The hotel is at the center of a dispute between its owners, Mountain America Credit Union, which wants to raze the building, and Salt Lake City, which wants to keep it as a source of housing with historical significance.But a compromise could be forged if Mountain America, with the help of Salt Lake City, could find a buyer for the building, 169 E. Second South, a Mountain America official said.
To the hotel's 50 residents, most of whom live on government checks, the Stratford represents a final niche where they can find shelter, a sense of community and, perhaps most important, dignity.
"You can come in here and make it a home," said nine-year resident Jim Henderson, sweeping his hand across the dingy confines of his one-room apartment. "All this stuff in here belongs to me."
The $45 to $50 weekly tenants pay buys only a single room. But if rent were more expensive, tenants might be on the streets. "If you can find any place cheaper, why, we'd all be there," said Ben Collyer, another tenant.
Mountain America wants to sell the building, which the city cited last May for several code violations. Although the city would like to save the building from the wrecking ball, both parties see room for compromise.
"I think we can come to a solution," said Mountain America Executive Vice President Douglas Cline. That solution would be finding a buyer willing to acquire the Stratford for an "appropriate price."
"We're not bent on demolishing it," he said.
Pete Suazo, executive assistant to Mayor Palmer DePaulis, also would like to find a solution. "We think this is resolvable," he said.
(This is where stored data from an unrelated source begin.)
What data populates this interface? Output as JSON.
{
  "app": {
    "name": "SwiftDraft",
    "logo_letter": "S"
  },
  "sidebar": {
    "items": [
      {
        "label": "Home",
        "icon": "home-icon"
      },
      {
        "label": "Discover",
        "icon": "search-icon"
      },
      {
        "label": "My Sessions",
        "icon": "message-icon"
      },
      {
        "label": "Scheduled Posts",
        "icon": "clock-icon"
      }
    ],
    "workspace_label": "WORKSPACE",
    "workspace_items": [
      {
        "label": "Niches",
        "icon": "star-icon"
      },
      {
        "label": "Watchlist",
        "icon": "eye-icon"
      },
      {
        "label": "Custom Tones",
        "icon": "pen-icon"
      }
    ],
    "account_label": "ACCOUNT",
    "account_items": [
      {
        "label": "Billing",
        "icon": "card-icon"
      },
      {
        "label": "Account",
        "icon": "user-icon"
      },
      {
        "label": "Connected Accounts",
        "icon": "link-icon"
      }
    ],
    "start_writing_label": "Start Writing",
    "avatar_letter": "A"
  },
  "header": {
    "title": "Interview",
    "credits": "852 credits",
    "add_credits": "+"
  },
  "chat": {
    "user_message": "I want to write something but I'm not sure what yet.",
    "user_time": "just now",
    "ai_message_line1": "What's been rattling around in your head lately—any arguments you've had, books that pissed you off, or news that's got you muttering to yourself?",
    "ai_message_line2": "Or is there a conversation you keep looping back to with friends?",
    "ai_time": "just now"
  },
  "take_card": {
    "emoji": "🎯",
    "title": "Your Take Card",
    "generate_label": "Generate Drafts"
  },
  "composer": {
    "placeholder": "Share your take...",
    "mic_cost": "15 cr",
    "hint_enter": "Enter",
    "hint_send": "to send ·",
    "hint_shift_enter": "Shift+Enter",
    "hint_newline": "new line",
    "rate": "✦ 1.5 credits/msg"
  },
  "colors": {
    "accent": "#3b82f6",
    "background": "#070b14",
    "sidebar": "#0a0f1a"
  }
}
The city would be willing to contribute financially to rehabilitate the hotel, Suazo said.
Salt Lake City already offered $5,000 to Mountain America, but withdrew the offer this week when the city said Mountain America broke an agreement to keep the hotel open until May 1989.
Suazo said Mountain America agreed to keep the hotel open until May but broke the accord when it began closing rooms vacated by residents moving out. "It was very clear the commitment was to keep it open until May," he said.
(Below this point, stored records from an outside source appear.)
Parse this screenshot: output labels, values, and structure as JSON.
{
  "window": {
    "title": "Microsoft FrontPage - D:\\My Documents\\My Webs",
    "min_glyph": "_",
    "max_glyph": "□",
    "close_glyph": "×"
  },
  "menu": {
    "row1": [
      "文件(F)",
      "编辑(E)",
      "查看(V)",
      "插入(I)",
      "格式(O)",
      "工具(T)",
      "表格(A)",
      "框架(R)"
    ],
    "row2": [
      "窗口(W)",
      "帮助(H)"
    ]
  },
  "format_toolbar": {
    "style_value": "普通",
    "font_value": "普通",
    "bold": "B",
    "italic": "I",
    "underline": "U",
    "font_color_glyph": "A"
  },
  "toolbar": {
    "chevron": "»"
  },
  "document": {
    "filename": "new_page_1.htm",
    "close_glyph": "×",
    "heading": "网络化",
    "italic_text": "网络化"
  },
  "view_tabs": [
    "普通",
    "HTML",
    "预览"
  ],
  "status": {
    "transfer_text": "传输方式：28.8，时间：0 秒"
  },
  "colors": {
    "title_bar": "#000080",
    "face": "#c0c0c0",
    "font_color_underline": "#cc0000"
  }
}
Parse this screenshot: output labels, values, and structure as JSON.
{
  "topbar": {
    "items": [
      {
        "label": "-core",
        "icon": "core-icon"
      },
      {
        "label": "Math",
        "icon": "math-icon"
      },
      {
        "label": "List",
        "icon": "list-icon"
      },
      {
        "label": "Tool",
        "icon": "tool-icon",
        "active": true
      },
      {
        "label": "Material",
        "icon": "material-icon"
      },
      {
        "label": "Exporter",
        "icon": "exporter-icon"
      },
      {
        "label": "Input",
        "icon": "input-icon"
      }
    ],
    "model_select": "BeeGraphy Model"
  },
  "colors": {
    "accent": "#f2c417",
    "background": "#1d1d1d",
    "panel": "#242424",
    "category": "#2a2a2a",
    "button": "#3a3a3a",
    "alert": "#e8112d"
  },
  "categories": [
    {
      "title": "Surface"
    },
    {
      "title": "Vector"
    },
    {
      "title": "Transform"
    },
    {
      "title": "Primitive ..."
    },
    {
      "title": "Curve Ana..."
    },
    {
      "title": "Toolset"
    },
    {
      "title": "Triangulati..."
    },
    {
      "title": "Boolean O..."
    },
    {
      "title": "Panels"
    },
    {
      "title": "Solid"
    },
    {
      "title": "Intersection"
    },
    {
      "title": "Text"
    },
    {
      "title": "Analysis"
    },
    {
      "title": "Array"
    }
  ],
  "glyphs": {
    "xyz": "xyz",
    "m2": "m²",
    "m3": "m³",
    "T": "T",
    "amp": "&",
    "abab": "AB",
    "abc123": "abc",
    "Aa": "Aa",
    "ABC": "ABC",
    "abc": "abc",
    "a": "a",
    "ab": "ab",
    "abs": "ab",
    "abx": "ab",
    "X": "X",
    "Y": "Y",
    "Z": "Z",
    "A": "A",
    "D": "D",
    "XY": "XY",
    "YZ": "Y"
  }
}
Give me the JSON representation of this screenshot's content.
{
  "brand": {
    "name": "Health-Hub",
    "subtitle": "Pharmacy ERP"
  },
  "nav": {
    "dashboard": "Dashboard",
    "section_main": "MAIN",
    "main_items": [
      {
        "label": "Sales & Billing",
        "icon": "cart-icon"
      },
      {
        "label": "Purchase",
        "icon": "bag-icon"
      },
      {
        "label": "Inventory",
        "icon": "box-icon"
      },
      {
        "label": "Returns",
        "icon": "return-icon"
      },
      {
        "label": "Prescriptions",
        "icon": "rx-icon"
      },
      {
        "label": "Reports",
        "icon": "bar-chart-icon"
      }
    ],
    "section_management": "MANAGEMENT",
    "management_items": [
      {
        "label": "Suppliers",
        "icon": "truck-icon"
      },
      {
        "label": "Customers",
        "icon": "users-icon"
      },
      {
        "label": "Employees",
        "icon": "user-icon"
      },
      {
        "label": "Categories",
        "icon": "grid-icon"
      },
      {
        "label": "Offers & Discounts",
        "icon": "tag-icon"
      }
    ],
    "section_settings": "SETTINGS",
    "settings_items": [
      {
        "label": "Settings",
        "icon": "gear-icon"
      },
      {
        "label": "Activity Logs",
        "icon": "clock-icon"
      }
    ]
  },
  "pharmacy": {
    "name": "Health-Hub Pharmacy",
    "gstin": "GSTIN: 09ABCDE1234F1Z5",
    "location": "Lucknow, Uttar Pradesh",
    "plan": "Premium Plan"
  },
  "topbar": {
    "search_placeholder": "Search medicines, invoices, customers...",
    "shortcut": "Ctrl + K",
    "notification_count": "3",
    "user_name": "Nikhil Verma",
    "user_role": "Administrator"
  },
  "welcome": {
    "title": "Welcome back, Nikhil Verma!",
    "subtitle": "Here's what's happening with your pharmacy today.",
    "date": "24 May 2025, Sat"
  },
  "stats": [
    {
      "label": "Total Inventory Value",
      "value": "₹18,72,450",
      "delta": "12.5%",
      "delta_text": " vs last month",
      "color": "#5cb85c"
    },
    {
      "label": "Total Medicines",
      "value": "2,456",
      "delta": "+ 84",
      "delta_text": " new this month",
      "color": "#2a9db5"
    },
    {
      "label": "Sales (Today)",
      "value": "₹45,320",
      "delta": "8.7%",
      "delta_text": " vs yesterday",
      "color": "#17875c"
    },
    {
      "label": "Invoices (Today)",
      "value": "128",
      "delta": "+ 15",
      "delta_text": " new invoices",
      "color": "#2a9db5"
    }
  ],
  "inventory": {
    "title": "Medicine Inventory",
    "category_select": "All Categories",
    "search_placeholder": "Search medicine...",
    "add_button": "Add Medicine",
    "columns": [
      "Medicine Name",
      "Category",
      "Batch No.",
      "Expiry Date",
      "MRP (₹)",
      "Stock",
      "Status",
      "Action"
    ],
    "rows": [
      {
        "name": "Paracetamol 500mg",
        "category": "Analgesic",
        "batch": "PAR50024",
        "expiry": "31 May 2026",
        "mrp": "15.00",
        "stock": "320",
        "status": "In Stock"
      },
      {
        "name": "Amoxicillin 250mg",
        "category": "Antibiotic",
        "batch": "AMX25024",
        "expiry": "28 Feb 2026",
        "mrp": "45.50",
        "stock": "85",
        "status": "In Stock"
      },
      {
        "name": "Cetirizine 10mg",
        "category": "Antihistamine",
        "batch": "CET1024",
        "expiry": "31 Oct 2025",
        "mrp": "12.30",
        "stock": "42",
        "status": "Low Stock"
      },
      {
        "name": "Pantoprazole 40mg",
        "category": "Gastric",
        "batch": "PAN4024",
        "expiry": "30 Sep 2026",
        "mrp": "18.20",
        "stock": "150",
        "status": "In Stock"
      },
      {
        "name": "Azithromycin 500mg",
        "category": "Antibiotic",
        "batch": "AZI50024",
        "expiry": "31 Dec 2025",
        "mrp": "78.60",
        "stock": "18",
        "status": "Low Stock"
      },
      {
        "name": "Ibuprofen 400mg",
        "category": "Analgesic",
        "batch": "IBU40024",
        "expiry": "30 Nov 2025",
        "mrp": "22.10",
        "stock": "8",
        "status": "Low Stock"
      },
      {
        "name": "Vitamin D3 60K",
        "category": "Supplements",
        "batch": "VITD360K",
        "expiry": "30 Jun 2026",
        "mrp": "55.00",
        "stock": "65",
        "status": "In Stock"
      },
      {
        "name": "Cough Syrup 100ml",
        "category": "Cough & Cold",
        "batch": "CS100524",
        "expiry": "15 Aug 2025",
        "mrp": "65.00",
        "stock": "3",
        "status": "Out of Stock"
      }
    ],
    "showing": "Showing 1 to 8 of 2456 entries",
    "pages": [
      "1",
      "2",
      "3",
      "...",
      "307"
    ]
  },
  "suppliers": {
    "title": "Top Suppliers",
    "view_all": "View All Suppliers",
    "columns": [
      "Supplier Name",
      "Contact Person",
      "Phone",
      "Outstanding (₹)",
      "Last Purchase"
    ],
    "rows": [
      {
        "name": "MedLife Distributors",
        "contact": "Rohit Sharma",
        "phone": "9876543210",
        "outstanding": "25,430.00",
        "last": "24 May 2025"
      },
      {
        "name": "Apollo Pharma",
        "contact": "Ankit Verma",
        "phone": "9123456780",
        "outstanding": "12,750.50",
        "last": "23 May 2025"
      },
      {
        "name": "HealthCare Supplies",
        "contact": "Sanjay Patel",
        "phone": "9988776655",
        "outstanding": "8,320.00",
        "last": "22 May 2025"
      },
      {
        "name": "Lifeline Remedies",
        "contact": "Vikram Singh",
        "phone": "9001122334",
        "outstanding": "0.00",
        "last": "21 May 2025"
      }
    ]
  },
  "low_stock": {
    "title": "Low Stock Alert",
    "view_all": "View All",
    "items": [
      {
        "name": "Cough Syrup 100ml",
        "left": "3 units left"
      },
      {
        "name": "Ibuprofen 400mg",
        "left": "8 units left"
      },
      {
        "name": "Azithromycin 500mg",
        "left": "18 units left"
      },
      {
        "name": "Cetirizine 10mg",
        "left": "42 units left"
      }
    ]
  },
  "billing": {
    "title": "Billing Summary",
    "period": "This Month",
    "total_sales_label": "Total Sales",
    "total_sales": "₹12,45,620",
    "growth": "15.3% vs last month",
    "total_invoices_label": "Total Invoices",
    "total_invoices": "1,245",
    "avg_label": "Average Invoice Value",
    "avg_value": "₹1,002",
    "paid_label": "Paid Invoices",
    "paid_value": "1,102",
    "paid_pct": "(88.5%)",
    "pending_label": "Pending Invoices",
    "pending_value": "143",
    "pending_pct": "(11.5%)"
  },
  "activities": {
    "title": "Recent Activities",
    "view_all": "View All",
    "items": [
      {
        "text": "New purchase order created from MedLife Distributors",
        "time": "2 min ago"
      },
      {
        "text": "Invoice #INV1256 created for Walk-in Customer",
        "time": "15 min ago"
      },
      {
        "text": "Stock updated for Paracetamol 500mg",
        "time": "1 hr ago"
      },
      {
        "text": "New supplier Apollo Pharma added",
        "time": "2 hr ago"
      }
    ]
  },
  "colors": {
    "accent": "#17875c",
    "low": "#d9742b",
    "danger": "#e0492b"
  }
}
But Cline said they had planned for some time to close the building through "voluntary attrition" as tenants moved out so as not to disturb the lives of residents.
Hotel manager Steve Mallon said residents rarely leave voluntarily. Instead, they leave temporarily at the end of the month when they run out of government support. "Now they know once they leave they can't come back," he said.
Although Mountain America would rather demolish the building and develop the empty lot, Cline said they also want to help with the community's homeless problem.
"If we can sell it to someone who specialized in that kind of community project, we would like to help in anyway we can," Cline said.
The credit union will not, however, help to finance a buyer for the hotel. "That just ties us to the hotel again," Cline said.
Razing the building would mean the loss of valuable single-room-occupancy housing used by low-income tenants in Salt Lake City, Suazo and another homeless advocates said, especially if a nearby hotel is converted into elderly and low-income housing.
Owners of the New Grand Hotel, which currently has 144 single-occupancy rooms, are awaiting approval of federal grant money to help subsidize conversion of the hotel's rooms into one-bedroom apartments.
Richard Tuttle, of the Homeless Organization for People Everywhere, said New Grand could become too expensive for many and reduce the number of single-room-occupancy units in Salt Lake City from 448 to 252 units.